Please note that if you are writing to a remote file system the workflow can only
be written or exported as |
Deploy a captured workflow to KNIME Server
You can deploy a captured workflow to KNIME Server with the Deploy Workflow to Server node, following these steps:
-
Set up a connection to the server with the KNIME Server Connection node
-
Connect the KNIME Server Connection node to the Deploy Workflow to Server node via the squared solid light blue KNIME Server connection port
-
Connect the Deploy Workflow to Server node to the output workflow model port of the workflow you want to write, i.e. the squared solid black output port of Workflow Combiner node or Capture Workflow End node, as shown in Figure 13.
Figure 13. An example workflow to deploy a workflow to KNIME Server -
Open the Deploy Workflow to Server configuration dialog, shown in Figure 14, by right-clicking the node and choosing Configure… from the context menu.
Figure 14. The Deploy Workflow to Server node configuration dialog
In the Deploy Workflow to Server node configuration dialog you can setup the following options:
-
Choose folder on KNIME Server: You can choose the folder on the server file system to which deploy the newly captured workflow.
-
Workflow: You can choose to overwrite a workflow if one with the same name already exists in the chosen location or to fail.
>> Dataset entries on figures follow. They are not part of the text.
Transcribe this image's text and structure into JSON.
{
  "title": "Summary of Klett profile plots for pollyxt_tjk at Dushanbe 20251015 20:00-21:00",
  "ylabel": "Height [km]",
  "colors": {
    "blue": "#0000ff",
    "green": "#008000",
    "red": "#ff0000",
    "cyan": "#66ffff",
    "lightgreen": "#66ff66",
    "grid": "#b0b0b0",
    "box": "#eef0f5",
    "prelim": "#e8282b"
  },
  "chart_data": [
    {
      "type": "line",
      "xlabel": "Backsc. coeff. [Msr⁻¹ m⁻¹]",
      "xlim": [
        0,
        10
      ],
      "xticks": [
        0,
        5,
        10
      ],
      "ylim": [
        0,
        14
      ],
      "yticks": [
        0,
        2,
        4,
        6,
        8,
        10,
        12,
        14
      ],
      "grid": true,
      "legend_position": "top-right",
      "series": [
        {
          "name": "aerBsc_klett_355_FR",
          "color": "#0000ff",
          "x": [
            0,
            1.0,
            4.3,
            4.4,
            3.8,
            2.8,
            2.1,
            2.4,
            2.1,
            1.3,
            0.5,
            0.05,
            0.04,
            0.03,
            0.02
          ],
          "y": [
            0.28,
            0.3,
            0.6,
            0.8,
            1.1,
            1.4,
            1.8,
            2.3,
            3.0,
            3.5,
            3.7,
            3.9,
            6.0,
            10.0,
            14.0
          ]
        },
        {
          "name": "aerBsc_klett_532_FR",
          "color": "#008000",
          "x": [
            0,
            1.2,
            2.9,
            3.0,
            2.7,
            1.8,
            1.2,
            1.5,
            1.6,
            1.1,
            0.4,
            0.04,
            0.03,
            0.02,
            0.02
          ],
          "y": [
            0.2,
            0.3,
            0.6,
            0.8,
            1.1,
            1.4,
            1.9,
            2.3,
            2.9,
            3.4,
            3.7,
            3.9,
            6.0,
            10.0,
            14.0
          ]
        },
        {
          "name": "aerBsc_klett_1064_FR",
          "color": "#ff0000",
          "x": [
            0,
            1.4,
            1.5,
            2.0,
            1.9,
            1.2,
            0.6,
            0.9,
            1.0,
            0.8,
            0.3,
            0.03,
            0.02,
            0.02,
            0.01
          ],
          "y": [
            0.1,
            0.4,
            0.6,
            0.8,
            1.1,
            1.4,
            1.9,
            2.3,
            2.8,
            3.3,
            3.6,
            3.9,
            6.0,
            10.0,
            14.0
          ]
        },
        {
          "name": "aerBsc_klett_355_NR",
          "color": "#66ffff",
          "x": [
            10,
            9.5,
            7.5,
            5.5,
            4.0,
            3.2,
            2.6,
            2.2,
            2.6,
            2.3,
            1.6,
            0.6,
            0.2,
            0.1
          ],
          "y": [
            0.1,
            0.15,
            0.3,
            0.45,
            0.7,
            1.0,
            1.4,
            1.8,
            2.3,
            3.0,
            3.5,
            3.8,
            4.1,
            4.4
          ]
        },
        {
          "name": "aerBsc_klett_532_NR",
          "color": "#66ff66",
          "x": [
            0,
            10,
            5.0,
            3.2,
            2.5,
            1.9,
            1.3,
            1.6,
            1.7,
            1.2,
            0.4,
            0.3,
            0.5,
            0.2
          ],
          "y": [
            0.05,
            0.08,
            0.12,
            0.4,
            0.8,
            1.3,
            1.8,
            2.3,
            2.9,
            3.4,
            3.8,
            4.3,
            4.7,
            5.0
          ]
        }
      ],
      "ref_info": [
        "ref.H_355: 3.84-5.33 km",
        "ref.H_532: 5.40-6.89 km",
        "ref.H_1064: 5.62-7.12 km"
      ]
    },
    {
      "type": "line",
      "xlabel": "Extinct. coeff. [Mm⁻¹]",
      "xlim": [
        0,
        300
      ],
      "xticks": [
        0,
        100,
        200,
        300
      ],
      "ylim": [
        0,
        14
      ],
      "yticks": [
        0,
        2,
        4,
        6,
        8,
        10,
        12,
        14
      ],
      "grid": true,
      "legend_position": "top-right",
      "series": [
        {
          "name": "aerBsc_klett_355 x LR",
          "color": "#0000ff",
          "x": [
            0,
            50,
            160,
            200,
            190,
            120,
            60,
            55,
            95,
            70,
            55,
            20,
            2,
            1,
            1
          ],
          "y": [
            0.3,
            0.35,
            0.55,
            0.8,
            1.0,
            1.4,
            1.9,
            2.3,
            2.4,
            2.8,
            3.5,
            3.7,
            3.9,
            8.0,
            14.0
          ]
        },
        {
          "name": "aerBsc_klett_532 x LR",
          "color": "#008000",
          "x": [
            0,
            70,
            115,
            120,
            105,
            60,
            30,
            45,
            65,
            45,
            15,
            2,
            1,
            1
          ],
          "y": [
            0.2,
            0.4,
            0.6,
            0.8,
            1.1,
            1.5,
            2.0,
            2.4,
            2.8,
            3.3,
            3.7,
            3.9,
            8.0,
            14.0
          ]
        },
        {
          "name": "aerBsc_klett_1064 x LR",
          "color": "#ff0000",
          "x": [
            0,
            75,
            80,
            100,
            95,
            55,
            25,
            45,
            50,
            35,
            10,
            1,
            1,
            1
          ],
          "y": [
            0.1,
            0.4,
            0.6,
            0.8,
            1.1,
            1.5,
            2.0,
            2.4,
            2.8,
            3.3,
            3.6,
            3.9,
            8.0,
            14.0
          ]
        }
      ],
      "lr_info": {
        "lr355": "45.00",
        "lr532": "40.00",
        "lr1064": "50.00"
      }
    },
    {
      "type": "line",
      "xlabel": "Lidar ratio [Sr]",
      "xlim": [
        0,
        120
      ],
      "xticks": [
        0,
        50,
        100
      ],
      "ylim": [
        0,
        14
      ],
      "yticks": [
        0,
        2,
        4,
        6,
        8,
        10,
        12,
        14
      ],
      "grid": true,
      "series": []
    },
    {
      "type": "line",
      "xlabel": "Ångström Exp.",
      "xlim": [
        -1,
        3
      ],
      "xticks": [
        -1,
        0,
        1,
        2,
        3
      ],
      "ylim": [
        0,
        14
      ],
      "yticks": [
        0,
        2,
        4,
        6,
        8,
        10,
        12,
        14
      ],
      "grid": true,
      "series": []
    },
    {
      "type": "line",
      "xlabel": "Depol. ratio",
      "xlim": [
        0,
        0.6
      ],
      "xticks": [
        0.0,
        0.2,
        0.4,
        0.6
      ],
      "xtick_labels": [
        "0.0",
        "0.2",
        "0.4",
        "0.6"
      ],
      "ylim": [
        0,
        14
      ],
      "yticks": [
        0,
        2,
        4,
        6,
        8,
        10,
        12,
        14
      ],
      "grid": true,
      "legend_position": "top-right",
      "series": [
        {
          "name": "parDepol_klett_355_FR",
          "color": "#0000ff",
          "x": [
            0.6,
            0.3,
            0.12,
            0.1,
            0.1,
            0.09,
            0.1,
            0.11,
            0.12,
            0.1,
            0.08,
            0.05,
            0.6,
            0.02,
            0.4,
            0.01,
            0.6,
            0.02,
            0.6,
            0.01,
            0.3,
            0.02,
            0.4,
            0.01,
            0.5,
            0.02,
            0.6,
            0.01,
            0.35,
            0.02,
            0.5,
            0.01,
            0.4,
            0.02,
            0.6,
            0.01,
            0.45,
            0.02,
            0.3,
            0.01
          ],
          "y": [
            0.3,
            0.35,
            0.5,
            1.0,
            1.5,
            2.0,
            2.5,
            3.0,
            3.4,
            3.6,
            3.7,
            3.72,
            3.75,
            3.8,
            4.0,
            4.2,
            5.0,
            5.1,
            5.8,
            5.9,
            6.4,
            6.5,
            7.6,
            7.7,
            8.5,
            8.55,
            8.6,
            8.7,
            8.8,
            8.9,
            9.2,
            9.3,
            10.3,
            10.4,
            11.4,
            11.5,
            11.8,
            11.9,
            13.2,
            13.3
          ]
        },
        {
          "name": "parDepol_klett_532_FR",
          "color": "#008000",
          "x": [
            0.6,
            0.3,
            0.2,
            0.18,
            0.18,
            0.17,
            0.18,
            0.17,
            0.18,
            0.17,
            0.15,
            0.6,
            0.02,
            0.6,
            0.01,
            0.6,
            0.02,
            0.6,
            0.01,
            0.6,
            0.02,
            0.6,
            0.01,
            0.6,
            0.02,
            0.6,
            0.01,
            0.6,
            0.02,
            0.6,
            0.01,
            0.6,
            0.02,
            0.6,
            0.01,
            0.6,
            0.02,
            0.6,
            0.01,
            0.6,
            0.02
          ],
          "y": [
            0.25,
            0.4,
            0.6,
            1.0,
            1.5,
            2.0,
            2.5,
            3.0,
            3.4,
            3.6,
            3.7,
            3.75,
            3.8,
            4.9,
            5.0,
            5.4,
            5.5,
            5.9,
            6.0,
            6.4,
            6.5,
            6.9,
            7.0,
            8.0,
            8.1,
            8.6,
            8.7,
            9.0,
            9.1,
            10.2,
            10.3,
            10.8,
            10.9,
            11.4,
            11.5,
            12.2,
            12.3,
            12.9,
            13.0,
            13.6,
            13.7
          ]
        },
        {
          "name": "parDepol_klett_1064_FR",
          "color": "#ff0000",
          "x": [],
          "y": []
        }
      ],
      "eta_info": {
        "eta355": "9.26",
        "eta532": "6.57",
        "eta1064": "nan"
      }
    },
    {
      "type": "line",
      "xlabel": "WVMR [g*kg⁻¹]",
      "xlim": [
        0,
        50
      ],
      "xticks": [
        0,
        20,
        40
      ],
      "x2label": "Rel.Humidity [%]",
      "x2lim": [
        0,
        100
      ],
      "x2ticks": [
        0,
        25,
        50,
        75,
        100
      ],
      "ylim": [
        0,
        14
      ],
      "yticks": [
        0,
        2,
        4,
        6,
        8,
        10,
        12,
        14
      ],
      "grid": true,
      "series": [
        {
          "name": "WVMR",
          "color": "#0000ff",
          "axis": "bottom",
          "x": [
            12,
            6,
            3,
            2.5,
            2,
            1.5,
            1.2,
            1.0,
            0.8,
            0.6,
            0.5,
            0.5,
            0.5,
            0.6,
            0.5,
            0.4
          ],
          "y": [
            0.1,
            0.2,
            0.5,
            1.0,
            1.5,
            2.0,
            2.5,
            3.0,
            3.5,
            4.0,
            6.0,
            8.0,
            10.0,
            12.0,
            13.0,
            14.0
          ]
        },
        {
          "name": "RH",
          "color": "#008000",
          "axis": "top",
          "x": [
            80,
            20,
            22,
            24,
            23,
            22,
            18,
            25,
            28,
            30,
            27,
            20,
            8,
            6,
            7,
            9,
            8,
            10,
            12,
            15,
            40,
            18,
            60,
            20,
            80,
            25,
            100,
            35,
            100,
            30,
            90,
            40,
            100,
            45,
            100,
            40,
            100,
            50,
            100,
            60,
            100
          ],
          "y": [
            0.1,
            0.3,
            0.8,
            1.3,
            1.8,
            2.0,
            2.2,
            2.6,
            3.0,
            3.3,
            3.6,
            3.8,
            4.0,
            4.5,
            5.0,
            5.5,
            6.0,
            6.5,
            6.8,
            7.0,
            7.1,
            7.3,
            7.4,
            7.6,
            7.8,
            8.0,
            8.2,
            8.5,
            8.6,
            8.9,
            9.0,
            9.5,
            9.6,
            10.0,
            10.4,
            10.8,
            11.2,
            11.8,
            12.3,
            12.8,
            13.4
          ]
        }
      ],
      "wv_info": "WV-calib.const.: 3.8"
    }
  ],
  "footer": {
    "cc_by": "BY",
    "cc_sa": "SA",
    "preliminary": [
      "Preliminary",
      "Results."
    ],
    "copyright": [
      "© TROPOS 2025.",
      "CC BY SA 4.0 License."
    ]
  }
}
You can also give the written workflow a custom name.
-
Deployment options: You can choose to create a snapshot and add an optional snapshot comment in order to keep track of the changes made to the workflow on the server.
In the Inputs and outputs tab of the Deploy Workflow to Server node configuration dialog, shown in Figure 15, you can also choose to add input and output nodes to the workflow. This will add Container Input/Output (Table) nodes to the captured workflow deployed to KNIME Server.
If the captured workflow deployed to Server is executed on the Server (see Execute a captured workflow deployed to KNIME Server section) via Call Workflow node the Container Input/Output (Table) nodes are mandatory. |
Execute a captured workflow deployed to KNIME Server
You can execute a captured workflow:
-
On KNIME Server or on KNIME WebPortal
-
On KNIME Server from the KNIME Analytics Platform client. In this way you can also provide additional data in case you want to run the captured workflow on new data. To do this you can use a Call Workflow node, connected to the KNIME Server Connection node via the KNIME Server connection port. If needed, i.e. if no input data was stored with the captured workflow, input data have to be provided, as shown in Figure 16.
Figure 16. An example workflow to execute the captured workflow from KNIME Server with some input data
Execute a captured workflow locally
You can also execute the workflow locally by using the Workflow Executor node.
The Workflow Executor node can only execute a workflow that is captured from the same workflow the Workflow Executor node is part of. |
The node ports match the input and output ports of the workflow. Connect the Workflow Executor node to the output workflow model port of the workflow you want to write, i.e. the output workflow model port of Workflow Combiner node or Capture Workflow End node, and, if needed, the input data port to a data table. An example is shown in Figure 17.
You can adjust the needed input and output ports to match those of the workflow to be executed by opening the node configuration dialog shown in Figure 18, and clicking Auto-adjust ports (carried out on apply).